In the following instructions, I am going to pretend your username is jstudent; substitute your real one.
  1. Edit the two files so that the package line at the top indicates a package somewhere subordinate to edu.gac.jstudent rather than edu.gac.max. (I will assume you use edu.gac.jstudent.movies.dummy.)
  2. Further edit ChainImpl.java to rebind under the name jstudent-dummy-chain instead of max-dummy-chain.
  3. Further edit ChainImpl.java to offer your own favorite fixed choice of stores, and StoreImpl.java to offer your own favorite fixed movies. (These are to make your server recognizable.)
  4. You will need a public_html/codebase directory to hold your compiled classes, in order that the web server on kilpinen can distribute your remote-access classes to clients. (It is simplest to put the other class files there as well.) Create this directory as follows:
    mkdir ~/public_html
    mkdir ~/public_html/codebase
    
  5. Now compile your program as following
    setenv CLASSPATH ~max/public_html/codebase:$HOME/public_html/codebase
    javac -d ~/public_html/codebase StoreImpl.java
    rmic -d ~/public_html/codebase edu.gac.jstudent.movies.dummy.StoreImpl
    javac -d ~/public_html/codebase ChainImpl.java
    rmic -d ~/public_html/codebase edu.gac.jstudent.movies.dummy.ChainImpl
    
  6. Because your server makes use of the basic Chain, Store, and Movie classes I provided (the client/server interface), you need to copy my class files for these three classes into your public_html/codebase directory as well. You can do this as follows:
    mkdir ~/public_html/codebase/edu/gac/max
    mkdir ~/public_html/codebase/edu/gac/max/movies
    cp -p ~max/public_html/codebase/edu/gac/max/movies/{Chain,Store,Movie,FindActor}.class \
      ~/public_html/codebase/edu/gac/max/movies
    
    (Again, the last two lines are conceptually one long line; the backslash tells the shell to treat them as thought they are one.)
  7. To run your server, and have it automatically restarted every time kilpinen is rebooted, you will need to create a directory in your home directory called .onboot (note the dot at the beginning) and a file within that directory saying how to run the server.
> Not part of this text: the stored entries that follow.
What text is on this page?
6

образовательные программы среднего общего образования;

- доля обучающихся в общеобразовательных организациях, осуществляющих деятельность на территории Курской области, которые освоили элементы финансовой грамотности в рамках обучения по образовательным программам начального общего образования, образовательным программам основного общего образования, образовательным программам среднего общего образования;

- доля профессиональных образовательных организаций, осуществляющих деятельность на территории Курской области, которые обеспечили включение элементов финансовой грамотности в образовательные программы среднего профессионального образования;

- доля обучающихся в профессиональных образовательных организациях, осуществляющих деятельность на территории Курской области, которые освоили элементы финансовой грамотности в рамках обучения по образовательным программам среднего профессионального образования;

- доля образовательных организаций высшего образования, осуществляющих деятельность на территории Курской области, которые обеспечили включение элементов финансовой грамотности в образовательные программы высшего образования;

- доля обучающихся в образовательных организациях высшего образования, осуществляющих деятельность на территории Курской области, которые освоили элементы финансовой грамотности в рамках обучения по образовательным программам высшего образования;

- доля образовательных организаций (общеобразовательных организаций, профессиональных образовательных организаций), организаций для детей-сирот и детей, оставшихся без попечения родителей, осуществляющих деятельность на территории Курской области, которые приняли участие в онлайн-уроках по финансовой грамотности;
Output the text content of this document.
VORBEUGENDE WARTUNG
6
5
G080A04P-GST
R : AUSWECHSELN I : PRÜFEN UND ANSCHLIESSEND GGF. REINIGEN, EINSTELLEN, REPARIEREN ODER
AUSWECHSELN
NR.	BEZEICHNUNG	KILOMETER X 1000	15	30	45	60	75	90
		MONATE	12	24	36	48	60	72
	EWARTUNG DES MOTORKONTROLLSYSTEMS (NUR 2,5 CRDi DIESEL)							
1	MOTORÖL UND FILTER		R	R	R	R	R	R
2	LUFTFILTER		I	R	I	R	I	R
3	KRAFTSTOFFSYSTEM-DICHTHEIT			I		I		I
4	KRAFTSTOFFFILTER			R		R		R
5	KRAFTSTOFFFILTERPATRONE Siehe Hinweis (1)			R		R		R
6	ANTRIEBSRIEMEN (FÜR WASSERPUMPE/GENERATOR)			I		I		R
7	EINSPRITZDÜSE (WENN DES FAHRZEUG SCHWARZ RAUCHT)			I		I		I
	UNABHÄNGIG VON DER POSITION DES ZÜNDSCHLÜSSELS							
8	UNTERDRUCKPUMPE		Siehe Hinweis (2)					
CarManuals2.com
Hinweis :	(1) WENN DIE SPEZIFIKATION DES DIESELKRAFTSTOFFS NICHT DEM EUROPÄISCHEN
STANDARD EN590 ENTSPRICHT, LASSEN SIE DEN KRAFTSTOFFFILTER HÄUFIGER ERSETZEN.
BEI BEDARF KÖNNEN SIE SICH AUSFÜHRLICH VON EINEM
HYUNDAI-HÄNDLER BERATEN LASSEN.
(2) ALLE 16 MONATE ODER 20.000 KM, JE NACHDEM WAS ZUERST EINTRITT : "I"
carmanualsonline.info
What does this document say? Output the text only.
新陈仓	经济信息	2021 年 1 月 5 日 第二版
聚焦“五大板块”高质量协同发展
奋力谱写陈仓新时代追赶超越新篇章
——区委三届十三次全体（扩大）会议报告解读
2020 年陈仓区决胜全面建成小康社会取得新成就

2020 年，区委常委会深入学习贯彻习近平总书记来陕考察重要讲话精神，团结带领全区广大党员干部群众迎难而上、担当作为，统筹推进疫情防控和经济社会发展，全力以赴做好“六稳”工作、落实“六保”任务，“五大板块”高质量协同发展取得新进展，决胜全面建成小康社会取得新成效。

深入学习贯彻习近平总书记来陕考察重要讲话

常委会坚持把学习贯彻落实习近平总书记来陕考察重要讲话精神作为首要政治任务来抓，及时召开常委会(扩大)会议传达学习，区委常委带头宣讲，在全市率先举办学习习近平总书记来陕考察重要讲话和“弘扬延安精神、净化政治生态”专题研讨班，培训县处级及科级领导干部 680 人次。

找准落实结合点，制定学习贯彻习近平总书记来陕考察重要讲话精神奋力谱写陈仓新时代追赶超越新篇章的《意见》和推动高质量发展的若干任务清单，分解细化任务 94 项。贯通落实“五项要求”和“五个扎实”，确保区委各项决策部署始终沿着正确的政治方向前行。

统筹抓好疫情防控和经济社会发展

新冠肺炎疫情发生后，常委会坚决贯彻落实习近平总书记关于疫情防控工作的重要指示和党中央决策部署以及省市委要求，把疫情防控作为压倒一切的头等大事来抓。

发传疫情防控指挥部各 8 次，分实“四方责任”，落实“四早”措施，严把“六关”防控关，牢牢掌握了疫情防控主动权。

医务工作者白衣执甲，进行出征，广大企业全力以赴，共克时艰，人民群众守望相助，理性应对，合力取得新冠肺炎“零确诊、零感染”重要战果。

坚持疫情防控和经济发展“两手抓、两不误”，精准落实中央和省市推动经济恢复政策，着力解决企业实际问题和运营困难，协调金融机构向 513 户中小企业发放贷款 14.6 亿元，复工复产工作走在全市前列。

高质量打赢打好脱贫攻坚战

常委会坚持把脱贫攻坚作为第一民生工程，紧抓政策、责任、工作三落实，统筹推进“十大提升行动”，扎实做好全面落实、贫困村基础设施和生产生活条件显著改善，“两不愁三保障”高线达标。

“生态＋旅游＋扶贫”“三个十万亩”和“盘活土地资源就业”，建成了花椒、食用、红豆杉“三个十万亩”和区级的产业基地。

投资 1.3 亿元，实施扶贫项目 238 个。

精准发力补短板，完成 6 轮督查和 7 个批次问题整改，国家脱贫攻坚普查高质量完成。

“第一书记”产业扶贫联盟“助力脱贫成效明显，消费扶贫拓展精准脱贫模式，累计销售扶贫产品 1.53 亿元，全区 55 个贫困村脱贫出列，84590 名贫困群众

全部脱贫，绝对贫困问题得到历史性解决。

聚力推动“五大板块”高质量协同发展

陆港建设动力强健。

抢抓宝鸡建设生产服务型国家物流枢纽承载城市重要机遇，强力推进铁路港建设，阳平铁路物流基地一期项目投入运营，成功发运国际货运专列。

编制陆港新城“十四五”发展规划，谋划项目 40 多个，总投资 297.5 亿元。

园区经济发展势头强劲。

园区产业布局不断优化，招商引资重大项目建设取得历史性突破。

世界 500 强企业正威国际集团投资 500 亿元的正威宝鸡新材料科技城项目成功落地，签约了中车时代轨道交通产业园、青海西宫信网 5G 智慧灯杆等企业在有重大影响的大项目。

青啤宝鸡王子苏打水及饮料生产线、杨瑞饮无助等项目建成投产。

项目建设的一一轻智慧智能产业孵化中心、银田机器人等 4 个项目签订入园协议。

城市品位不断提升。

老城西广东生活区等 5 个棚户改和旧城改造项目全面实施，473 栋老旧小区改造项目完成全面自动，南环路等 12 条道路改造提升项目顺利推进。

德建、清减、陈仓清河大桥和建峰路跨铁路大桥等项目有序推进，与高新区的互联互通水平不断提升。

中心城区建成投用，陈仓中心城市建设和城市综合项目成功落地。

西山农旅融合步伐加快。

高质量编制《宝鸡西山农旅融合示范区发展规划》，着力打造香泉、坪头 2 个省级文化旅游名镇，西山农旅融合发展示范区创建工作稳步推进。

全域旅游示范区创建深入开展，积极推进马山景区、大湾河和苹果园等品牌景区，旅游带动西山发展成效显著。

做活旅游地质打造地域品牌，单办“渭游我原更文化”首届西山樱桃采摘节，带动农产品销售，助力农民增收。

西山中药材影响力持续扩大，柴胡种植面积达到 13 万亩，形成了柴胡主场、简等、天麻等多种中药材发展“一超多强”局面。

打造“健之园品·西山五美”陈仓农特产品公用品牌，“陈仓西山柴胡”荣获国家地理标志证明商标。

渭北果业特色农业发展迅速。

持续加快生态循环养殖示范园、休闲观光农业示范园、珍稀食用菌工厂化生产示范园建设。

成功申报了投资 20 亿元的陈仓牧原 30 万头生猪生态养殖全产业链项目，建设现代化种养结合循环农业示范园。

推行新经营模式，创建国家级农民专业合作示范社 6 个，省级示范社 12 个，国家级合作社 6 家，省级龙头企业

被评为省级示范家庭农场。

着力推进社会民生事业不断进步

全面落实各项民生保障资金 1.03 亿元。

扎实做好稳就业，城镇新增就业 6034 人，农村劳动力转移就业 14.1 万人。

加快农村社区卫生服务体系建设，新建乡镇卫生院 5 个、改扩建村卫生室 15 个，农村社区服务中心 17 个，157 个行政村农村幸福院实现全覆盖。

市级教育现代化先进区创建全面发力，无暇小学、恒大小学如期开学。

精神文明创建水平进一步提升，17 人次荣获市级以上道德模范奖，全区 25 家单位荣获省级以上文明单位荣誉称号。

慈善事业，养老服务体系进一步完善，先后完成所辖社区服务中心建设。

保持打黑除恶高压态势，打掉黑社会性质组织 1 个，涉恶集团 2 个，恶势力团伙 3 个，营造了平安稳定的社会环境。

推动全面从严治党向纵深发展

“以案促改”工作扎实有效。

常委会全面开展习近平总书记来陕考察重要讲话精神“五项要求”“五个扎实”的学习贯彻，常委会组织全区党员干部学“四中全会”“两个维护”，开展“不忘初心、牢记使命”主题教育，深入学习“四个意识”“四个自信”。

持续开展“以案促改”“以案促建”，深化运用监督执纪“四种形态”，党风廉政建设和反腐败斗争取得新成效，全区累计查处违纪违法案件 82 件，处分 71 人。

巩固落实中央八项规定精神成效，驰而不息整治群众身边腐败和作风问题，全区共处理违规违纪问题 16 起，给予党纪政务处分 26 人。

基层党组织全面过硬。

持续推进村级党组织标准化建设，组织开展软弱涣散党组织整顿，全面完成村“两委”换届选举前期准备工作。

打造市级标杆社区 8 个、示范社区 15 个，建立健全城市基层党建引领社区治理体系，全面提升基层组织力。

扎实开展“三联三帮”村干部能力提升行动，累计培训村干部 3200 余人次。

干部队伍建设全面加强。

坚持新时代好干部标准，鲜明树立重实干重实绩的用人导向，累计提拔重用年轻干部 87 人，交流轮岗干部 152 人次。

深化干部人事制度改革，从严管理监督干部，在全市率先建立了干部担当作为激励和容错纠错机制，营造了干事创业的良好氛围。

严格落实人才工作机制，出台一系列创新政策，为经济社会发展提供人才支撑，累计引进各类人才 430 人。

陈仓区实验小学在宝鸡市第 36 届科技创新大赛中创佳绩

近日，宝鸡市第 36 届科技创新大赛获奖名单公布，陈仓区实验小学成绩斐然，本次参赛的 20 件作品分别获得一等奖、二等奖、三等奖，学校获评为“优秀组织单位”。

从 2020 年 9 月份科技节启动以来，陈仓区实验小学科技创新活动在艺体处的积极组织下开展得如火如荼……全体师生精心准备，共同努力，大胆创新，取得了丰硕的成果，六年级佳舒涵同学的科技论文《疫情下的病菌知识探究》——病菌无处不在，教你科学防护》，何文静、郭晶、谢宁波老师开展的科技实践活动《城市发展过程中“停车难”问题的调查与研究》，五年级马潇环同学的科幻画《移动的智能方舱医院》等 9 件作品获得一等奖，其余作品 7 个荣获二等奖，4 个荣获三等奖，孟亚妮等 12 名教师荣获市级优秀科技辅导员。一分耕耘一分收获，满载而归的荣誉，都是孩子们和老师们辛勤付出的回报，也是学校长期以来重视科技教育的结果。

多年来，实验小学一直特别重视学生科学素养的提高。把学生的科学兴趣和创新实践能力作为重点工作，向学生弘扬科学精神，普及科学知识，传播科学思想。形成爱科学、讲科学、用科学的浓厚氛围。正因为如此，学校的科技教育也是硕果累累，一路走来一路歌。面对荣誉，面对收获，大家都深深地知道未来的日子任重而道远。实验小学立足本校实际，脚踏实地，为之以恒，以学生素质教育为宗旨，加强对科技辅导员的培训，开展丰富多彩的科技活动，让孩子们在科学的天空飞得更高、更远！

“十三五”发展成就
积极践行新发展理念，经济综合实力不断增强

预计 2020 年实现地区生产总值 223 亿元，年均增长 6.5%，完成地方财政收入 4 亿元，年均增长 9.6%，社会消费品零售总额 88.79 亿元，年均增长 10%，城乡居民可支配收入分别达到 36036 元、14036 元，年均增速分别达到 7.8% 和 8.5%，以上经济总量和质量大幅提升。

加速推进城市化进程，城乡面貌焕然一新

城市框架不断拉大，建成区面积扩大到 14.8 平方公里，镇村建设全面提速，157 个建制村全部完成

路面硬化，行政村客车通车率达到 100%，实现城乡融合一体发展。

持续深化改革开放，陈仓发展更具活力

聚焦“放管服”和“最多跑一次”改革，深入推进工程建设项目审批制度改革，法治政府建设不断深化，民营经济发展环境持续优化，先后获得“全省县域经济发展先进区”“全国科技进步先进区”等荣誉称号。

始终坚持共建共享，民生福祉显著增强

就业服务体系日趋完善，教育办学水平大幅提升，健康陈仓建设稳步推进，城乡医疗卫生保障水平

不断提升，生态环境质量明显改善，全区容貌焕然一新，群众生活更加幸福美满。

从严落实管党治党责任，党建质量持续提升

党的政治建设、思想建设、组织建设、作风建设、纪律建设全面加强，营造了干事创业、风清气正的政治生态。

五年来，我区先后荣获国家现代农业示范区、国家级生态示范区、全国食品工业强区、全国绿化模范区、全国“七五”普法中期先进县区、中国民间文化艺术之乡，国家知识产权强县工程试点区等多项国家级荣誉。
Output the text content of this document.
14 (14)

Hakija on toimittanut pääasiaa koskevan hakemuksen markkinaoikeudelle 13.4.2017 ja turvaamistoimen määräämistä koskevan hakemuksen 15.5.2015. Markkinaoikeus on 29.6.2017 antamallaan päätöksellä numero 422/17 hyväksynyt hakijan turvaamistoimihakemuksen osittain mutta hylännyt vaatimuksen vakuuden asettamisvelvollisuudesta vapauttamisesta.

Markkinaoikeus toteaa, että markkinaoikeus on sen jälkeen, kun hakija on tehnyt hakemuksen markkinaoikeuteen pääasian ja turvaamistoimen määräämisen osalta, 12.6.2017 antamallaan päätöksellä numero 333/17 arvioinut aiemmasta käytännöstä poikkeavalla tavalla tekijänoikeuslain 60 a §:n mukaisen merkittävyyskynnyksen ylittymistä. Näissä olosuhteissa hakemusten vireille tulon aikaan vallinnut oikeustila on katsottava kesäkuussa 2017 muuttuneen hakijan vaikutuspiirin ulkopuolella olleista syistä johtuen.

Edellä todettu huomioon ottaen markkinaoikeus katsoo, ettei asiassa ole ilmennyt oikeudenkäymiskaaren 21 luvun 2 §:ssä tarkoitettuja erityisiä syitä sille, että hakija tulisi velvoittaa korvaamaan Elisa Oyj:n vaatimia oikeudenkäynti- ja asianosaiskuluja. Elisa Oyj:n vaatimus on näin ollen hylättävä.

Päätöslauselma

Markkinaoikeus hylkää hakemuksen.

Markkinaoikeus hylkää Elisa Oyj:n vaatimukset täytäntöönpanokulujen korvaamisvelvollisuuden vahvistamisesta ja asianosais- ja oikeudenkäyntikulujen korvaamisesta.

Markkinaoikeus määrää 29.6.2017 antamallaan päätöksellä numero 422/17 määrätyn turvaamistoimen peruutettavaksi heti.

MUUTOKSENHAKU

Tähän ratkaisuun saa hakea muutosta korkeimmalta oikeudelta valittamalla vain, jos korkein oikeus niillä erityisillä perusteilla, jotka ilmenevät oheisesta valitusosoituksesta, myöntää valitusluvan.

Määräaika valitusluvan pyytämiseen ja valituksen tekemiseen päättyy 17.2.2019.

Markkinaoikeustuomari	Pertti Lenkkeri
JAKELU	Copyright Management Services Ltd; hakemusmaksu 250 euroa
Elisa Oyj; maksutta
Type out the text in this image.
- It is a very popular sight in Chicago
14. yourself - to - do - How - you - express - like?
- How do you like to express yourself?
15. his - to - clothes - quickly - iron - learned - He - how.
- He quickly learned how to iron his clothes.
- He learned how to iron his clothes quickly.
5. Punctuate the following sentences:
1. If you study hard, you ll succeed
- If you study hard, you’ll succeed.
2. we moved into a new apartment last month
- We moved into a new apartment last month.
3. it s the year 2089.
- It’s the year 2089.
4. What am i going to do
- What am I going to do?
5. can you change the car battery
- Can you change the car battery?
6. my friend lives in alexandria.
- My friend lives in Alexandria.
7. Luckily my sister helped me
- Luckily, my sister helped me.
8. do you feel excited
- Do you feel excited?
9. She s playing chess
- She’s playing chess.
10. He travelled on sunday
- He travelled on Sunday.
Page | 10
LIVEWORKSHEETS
Both the directory and the file need to have special protection modes. To create the directory, do
    mkdir ~/.onboot
    
    Now save the sample file linked from this web page into the file dummy-chain in the .onboot directory. Change the protection modes as follows:
    chmod 755 ~/.onboot
    chmod 700 ~/.onboot/dummy-chain
    
    At this point, your server should be automatically started every time kilpinen reboots. However, in order to start it manually now, you need to login to kilpinen, which you can do using the ssh command:
    ssh kilpinen
    
    Once on kilpinen, you can run your server as follows:
    ~/.onboot/dummy-chain &
    
  8. Now that your dummy server is running, try connecting to it from a client. First (and most simply) use the textual client, specifying jstudent-dummy-chain at the end of the command. To use your server with the applet client, you will need to access the web page on which the applet is, save it into a .html file in your www-docs directory, and edit your name in place of mine in the codebase and edit your chainServer name in. Then you can browse your .html file.
  9. See the separate directions for killing your server.

Now it is time to make a real server that connects using JDBC to your database (yielding three tiers), building on the work you did in the previous lab on SQL and JDBC. Make copies of ChainImpl.java and StoreImpl.java in a different directory. Change the package lines to a different package as well. Now edit in the JDBC code, and compile, deploy, and test as above. (You will need to make another file in .onboot, analogous to dummy-chain. As with everything, ask if you need help.)

If you have time on your hands and want to look at the client side, it is in the file

If you want, you could make a modified version, or replicate (or improve upon!) the textual client, the source of which I'm intentionally hiding.